Throughout the project from beginning to end, “CPDEP” principles
and practice greatly contributed to the project’s stunning success. The Chevron Project Development and Execution Process is Chevron's common framework for asset or project development and execution. This five-phase model
helps us to make more effective use of our resources; viz., people, capital, and
technology. CPDEP is a generic corporate project management and development process
that can be adapted to meet the needs of specific operating company (“opco”) lines of business.

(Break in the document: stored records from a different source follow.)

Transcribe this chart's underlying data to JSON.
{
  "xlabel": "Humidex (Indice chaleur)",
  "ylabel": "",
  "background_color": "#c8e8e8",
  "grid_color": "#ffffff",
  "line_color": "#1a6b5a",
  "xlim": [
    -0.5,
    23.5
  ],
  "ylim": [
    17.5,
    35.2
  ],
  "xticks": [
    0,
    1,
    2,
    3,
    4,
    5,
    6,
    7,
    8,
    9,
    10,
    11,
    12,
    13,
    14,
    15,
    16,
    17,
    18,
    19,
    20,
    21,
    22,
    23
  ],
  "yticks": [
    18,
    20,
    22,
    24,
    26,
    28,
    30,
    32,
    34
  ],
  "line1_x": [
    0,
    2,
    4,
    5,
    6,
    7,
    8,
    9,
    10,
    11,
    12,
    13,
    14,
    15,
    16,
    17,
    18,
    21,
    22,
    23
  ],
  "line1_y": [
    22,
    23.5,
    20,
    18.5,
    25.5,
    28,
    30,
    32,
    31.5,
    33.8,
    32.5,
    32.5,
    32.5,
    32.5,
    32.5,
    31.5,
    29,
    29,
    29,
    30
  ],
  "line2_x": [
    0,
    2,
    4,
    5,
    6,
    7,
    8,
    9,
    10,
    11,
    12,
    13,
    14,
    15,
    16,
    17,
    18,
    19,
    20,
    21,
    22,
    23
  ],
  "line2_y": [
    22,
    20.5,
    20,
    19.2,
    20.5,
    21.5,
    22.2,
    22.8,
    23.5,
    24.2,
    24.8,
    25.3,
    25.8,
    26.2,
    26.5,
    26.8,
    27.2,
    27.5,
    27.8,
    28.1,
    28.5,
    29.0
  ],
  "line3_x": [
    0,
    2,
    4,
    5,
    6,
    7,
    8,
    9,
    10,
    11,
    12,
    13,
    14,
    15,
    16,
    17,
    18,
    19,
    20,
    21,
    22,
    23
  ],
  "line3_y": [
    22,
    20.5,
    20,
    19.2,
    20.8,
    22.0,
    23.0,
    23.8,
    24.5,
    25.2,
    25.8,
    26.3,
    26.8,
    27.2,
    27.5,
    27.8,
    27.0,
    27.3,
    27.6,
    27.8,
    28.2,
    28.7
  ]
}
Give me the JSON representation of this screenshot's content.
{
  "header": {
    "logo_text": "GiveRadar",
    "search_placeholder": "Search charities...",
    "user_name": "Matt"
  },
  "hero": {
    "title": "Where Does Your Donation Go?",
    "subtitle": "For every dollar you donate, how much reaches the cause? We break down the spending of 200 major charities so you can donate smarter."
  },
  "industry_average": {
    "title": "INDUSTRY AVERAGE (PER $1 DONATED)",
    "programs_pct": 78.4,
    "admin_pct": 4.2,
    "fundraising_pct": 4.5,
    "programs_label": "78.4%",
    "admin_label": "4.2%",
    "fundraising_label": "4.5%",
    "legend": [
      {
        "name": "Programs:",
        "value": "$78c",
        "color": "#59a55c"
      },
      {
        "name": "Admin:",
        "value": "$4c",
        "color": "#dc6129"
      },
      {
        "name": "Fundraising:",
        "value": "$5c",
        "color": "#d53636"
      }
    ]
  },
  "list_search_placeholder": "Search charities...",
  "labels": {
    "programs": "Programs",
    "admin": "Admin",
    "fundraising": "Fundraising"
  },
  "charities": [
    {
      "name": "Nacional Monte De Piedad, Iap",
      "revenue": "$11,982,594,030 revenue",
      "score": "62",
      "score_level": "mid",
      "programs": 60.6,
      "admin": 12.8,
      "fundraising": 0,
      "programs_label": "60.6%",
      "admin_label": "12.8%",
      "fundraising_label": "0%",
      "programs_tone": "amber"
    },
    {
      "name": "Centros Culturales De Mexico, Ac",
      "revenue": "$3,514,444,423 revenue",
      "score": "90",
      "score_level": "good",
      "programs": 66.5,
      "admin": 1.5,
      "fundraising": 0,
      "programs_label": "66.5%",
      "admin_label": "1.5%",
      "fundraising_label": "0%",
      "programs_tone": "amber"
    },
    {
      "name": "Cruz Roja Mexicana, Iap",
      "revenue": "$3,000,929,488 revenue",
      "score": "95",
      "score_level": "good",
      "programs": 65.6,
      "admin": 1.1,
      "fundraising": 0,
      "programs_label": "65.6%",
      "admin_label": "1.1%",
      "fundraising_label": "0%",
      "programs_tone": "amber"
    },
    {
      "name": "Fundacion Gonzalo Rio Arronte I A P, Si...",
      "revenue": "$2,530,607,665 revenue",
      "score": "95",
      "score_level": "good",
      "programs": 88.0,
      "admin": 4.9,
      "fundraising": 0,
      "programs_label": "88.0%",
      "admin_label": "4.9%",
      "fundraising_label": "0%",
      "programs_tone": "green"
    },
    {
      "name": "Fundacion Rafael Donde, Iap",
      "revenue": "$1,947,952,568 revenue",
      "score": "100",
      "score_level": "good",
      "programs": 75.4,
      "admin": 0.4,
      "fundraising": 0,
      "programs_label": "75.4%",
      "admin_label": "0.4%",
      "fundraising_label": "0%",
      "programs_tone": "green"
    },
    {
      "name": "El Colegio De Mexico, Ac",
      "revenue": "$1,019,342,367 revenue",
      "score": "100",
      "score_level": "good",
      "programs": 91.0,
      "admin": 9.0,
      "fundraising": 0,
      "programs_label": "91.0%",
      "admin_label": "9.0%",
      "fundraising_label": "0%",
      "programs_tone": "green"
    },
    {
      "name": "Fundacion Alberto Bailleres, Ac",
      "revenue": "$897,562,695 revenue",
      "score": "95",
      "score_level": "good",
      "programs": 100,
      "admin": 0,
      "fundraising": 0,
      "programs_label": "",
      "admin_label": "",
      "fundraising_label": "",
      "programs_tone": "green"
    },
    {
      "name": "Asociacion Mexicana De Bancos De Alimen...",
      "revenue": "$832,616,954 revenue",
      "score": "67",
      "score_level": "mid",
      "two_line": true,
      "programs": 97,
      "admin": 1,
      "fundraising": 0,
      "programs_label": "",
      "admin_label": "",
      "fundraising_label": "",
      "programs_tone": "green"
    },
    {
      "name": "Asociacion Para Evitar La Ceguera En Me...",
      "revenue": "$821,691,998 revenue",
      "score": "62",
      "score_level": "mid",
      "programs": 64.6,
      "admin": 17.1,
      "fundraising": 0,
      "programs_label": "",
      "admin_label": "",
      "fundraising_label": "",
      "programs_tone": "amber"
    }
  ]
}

A project that goes through a full life cycle
results in the development and delivery of a product. The product that is delivered could be something like a modernized refinery,
a dismantled facility, a network, or an application, depending on an opco's line of business.
At Chevron Eastridge, the “SCR retrofit” was hardly limited to that most visible element of the work. It included a complete modernization of the cogeneration facility including turbine
controls, displays and integration. In addition to DA and CPDEP, among the other
corporate development and execution tools that directly contributed not only to project clarity but also to substantial cost
reductions were “PEP” (Project Execution Plan), “FEL” (Front End Loading) and “IPA” (Independent
Project Analysis).
The journey from dreams to reality is reflected in the perception of cost to
achieve the desired result. The “reduction” of the perceived cost,
largely owing to the application of management tools at each stage of development of the project, is striking:
·
$14-million Original Estimate – Initial DA
·
$26-million
- 3rd Party Engineering Estimate (Oops!)
·
$14-million – In-house Project Resources Check
Estimate
·
$8-million DA / CPDEP / PEP
·
$6-million CPDEP / PEP / FEL / IPA
·
$4-million CPDEP / PEP / FEL
· $3.25-million AFE (“Authorization
For Expenditure,”
the Corporate-management blessed “Thou Shalt Not Exceed” number!)
Facility Modernization
During the SCR retrofit, plant management took advantage
of the opportunity to modernize the Eastridge Cogeneration Plant control system into a very powerful SCADA (“Supervisor Control Automated
Data Acquisition”)
system. Turbine controls, distributive control system (DCS) and continuous emissions
monitoring systems (CEMS) alike were upgraded with the latest technology. Moreover,
these individual systems were linked to a common network to facilitate gathering, exchanging and storing data. This allows
operators and engineers to utilize not only current data but also historical data in event identification, performance and
efficiency evaluations.
Lastly, an unexpected but welcome benefit emerged
from this retrofit project. Maintenance for this facility had been developed around the timeframe to perform both mechanical
and instrumentation work. By replacing the former analog systems in the turbine governor control and DCS system with digital
equipment, the same people working together have reduced the overall maintenance downtime by a remarkable 50%. This includes
the additional maintenance burden associated with the new SCR systems which operators, mechanics and managers alike are pleased to report is minimal!
Now that the project is behind us, the visiting
executives who are unfamiliar with the project ask, “What did you do?” and the plant operators notice no change
except perhaps that operation has gotten a little easier.
In short, that’s the Chevron definition of
a “good retrofit;” viz., one that just rocks along doing its job and
nobody really notices. That’s just fine by us!